2. **Detailed Logging Through Download API**: For a more comprehensive view and detailed logging of your jobs, our platform offers a Download API. This API enables you to access in-depth logs, model checkpoints, and data outputs, which are instrumental for troubleshooting, in-depth analysis, and gaining insights into the specifics of your job's execution. The Download API is particularly useful if your job encounters an error or if you need to understand the performance and behavior of your job in greater detail.

In [9]:
endpoint = f"{base_url}/model/{model_id}/job/{job_id}"
response = requests.get(endpoint, headers=headers)

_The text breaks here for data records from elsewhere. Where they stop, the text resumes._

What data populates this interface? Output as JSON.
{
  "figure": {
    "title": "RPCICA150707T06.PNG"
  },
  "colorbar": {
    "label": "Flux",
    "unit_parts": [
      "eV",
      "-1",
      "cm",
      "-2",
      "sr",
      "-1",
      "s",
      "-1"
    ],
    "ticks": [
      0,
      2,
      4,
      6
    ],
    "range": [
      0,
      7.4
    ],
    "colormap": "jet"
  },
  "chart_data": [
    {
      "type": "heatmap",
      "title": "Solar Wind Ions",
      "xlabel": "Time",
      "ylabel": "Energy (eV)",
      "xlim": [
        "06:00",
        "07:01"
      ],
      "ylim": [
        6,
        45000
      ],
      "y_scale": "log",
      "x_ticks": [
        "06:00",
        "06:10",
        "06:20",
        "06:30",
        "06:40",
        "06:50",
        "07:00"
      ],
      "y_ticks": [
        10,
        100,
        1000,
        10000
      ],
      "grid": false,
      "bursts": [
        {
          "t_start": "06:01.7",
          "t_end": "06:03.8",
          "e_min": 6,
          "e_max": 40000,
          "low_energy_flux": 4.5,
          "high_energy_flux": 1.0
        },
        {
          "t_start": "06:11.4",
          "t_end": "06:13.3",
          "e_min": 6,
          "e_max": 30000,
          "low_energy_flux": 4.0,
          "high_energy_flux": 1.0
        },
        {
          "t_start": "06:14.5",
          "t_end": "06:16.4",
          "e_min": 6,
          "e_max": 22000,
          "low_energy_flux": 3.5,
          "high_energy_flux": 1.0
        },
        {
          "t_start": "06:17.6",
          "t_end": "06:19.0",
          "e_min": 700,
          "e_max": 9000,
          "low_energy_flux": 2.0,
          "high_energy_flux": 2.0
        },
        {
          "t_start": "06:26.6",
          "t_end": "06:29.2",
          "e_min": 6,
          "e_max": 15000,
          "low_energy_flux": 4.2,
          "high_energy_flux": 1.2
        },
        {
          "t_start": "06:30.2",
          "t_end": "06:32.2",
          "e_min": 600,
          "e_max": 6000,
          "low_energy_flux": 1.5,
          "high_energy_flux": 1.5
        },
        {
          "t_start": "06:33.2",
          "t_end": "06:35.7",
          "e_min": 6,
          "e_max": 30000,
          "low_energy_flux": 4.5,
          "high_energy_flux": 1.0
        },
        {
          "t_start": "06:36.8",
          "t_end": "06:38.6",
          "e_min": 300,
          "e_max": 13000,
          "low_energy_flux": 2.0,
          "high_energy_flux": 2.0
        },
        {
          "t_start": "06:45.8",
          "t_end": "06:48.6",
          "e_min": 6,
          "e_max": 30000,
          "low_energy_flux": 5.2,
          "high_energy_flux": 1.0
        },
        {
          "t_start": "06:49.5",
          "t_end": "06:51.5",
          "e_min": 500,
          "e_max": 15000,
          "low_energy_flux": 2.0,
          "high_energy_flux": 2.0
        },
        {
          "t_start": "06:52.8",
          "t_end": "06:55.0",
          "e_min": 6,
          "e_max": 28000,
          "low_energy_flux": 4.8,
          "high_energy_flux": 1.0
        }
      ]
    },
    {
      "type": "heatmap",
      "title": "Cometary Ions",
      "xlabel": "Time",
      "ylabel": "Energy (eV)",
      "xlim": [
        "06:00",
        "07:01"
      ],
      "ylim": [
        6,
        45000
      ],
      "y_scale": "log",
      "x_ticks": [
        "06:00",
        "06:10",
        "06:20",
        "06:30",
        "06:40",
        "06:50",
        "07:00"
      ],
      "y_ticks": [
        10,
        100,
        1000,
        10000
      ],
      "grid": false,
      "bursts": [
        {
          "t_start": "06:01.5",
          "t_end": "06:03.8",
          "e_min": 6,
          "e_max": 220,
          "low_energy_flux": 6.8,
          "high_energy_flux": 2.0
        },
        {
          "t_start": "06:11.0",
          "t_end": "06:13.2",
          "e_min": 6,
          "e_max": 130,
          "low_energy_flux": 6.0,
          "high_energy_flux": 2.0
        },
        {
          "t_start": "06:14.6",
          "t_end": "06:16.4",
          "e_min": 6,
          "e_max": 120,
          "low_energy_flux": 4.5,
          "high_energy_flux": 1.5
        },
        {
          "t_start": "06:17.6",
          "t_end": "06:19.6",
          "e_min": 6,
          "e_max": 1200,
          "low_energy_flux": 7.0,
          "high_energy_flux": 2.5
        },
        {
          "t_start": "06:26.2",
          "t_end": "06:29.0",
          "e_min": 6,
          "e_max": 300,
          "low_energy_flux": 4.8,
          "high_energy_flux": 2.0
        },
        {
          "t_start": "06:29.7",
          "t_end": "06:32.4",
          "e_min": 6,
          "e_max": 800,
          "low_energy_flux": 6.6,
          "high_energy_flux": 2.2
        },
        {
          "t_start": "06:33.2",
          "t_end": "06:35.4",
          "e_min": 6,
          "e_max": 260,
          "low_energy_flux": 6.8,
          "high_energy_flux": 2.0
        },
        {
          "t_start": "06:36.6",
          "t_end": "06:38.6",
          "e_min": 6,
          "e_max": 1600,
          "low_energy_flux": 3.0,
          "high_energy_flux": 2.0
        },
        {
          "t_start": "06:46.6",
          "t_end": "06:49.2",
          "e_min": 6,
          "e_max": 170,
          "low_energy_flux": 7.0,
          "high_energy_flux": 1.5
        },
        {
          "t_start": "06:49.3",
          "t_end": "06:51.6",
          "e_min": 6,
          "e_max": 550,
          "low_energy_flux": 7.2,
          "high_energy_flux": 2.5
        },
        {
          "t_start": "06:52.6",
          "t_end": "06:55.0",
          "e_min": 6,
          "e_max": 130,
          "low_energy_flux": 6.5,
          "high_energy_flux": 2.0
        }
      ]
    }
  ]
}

if response.status_code == 200:
    for k, v in response.json().items():
        if k != "result":
            print(f"{k}: {v}")
        else:
            print("result:")
            for k1, v1 in v.items():
                print(f"    {k1}: {v1}")
else:
    print(response.json())
    print(response)

action: train
created_on: 2023-11-22T12:14:19.577818
id: ce111b2c-c1d9-4fcd-85d6-c402df4484d7
last_modified: 2023-11-22T12:15:58.604297
parent_id: None
result:
    categorical: []
    cur_iter: None
    detailed_status: {'date': '2023-11-22', 'message': 'MONAI job completed. Please download model artifacts to check.', 'status': 'SUCCESS', 'time': '2023-11-22T12:15:44.269236'}
    epoch: 7
    eta: None
    graphical: []
    key_metric: 0.05019168183207512
    kpi: []
    max_epoch: None
    time_per_epoch: None
    time_per_iter: None
spec: {'cluster': 'local', 'epochs': 10, 'num_gpu': 1}
status: Done


**Downloading**

In [10]:
endpoint = f"{base_url}/model/{model_id}/job/{job_id}/download"
response = requests.get(endpoint, headers=headers)

In [12]:
if response.status_code == 200:
    #save to file
    attachment_data = response.content
    with open(f"{job_id}.tar.gz", 'wb') as f:
        f.write(attachment_data)
    print(f"Bundle training results are downloaded as {job_id}.tar.gz")
else:
    print(response)

Bundle training results are downloaded as ce111b2c-c1d9-4fcd-85d6-c402df4484d7.tar.gz


## Conclusion

"Congratulations on reaching this pivotal milestone! With your dataset created and model selected, you're now fully equipped to leverage the advanced features of the NVIDIA MONAI Cloud APIs for your medical imaging projects.